There are always many sides to history. Some of them are explored in this fantastic Mobile Grand Prix from Dentsu Webchutney in India. It takes people on a virtual tour of the British Museum in London, but provides the real – and occasionally bloody – history behind some of the exhibits. “The Unfiltered Tour” was made for the characteristically provocative Vice World News.
The Direct category is increasingly digital – or at least social. This Spikes Gold for the National Union of Journalists in the Philippines used the beautifully simple idea of turning ubiquitous face masks into media to draw attention to press repression. The masks that muffled freedom of speech became a selfie phenomenon.
It’s time to hop on a plane to Dubai, where the Social & Influencer Grand Prix at the Lynx was won by Impact BBDO and Essity. Did you know that the Arabic name for the menopause is “The Age of Despair”? That had to change…
Meanwhile, the Digital Grand Prix went to VLMY&R and Twitter, for a campaign addressing another very specific problem: in the Middle East, all audiences are addressed by advertisers and government entities in Arabic that uses the masculine pronoun, as if the feminine form doesn’t exist. A game-changing social media button offered an alternative.
In the Mobile category, there was only one Lynx for us – especially once we’d read the phrase “the first content-creating camel”. Teaming remote photographers with Sarha, a camel roaming the remote deserts of Saudi Arabia, Wunderman Thomson Riyadh allowed telecom provider STC to prove that its mobile coverage is second to none.

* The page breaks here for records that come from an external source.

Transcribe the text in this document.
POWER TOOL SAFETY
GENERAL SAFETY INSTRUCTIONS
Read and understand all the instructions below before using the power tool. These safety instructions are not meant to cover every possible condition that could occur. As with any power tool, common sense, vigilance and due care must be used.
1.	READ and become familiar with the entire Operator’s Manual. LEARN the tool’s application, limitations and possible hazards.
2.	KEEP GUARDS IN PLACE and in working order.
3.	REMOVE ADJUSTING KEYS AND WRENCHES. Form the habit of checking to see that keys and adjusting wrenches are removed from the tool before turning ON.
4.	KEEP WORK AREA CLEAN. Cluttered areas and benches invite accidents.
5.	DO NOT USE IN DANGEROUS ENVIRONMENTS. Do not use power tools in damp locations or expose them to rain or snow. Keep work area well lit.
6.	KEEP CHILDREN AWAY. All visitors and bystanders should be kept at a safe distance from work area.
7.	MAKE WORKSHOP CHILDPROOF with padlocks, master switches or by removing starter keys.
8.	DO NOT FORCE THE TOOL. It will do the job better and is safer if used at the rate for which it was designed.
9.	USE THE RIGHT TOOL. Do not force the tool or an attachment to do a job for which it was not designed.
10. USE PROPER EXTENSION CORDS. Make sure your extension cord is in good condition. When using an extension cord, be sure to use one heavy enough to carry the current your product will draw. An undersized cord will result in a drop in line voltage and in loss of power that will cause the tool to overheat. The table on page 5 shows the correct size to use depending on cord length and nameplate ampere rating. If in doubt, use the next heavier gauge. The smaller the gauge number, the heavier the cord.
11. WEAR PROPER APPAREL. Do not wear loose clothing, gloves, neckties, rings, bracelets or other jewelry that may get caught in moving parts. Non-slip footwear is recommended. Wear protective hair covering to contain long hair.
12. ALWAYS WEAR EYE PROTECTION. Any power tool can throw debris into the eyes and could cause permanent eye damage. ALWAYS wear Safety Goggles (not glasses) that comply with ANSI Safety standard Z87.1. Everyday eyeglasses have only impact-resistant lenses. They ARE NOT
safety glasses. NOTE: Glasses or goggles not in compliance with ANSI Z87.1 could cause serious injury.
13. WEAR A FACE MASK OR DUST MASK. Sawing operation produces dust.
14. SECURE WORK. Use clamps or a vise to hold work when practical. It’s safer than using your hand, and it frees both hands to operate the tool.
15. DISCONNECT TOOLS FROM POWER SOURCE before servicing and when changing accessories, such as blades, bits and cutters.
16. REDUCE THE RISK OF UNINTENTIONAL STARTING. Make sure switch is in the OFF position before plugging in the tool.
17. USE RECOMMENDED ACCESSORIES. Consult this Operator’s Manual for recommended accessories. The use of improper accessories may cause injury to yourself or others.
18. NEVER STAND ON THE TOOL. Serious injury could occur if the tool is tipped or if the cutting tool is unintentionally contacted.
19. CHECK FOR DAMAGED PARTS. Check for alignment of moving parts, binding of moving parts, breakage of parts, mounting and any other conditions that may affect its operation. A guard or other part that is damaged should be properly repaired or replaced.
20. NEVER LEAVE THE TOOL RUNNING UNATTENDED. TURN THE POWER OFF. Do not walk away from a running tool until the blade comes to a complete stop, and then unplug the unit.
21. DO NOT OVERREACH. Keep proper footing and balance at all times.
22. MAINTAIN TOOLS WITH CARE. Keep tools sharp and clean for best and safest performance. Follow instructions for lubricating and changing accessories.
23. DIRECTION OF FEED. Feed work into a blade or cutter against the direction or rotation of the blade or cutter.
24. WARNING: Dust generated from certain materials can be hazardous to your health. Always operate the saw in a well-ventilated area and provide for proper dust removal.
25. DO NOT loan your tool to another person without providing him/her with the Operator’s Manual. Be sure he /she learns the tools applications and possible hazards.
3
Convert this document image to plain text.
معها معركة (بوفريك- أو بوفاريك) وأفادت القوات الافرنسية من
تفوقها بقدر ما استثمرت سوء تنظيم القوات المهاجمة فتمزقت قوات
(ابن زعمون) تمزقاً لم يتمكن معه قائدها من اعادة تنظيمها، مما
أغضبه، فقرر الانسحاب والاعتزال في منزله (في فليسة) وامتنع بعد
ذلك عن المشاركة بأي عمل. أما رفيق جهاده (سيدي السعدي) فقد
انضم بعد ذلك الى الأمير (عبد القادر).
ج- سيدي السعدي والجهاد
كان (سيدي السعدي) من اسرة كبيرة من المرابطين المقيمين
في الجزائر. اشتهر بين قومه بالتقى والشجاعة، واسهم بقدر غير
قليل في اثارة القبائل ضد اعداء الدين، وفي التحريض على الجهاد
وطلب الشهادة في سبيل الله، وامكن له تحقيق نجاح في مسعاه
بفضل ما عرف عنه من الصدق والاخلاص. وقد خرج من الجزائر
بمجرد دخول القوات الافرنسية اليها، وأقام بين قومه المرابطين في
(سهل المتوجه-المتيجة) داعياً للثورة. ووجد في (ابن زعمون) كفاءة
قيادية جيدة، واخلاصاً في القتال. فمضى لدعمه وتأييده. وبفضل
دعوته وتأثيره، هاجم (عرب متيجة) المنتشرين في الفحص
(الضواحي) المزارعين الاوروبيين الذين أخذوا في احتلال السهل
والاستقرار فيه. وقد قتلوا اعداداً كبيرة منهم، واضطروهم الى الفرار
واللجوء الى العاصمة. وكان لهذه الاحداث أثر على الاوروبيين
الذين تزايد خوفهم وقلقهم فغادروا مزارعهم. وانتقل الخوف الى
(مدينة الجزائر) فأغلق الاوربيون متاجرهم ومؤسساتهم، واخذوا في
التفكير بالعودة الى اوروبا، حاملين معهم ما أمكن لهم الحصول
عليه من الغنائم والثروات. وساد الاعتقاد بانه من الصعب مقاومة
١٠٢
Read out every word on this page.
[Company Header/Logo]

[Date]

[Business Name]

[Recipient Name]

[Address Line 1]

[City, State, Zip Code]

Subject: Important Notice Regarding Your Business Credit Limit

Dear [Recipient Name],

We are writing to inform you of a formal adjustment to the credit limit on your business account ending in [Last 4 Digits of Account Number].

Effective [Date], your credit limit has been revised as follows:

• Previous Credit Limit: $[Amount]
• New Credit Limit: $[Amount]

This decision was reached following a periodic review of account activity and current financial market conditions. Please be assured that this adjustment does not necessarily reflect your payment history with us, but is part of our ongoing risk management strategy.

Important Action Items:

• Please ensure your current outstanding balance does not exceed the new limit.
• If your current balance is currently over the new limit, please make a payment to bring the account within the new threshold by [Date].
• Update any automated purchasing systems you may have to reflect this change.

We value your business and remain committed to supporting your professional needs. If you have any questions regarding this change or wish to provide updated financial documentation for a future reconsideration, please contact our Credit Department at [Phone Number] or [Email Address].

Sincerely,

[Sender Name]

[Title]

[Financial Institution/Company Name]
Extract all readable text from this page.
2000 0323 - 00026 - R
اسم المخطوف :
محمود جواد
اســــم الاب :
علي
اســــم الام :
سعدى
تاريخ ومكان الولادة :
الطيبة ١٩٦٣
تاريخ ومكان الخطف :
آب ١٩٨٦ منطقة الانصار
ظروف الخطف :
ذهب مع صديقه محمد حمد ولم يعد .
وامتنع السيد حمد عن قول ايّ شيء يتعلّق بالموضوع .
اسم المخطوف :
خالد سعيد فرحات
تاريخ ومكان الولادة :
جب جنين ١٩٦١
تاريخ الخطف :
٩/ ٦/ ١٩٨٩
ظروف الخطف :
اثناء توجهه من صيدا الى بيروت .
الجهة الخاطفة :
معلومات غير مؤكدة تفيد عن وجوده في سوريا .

To finish with a flourish, here’s a spectacular idea for the UAE government from MullenLowe Dubai. During the first week of February, people were astonished and disquieted when they saw two moons in the night sky. Speculation raged across social and traditional media. In fact the apparition promoted the Hope Probe – part of the Emirates Mars Mission – and was created right here on Earth.
A suitable campaign to end on, bearing in mind the prominent role the moon is playing in the Arabic world right now. For those who are celebrating: Ramadan Mubarak.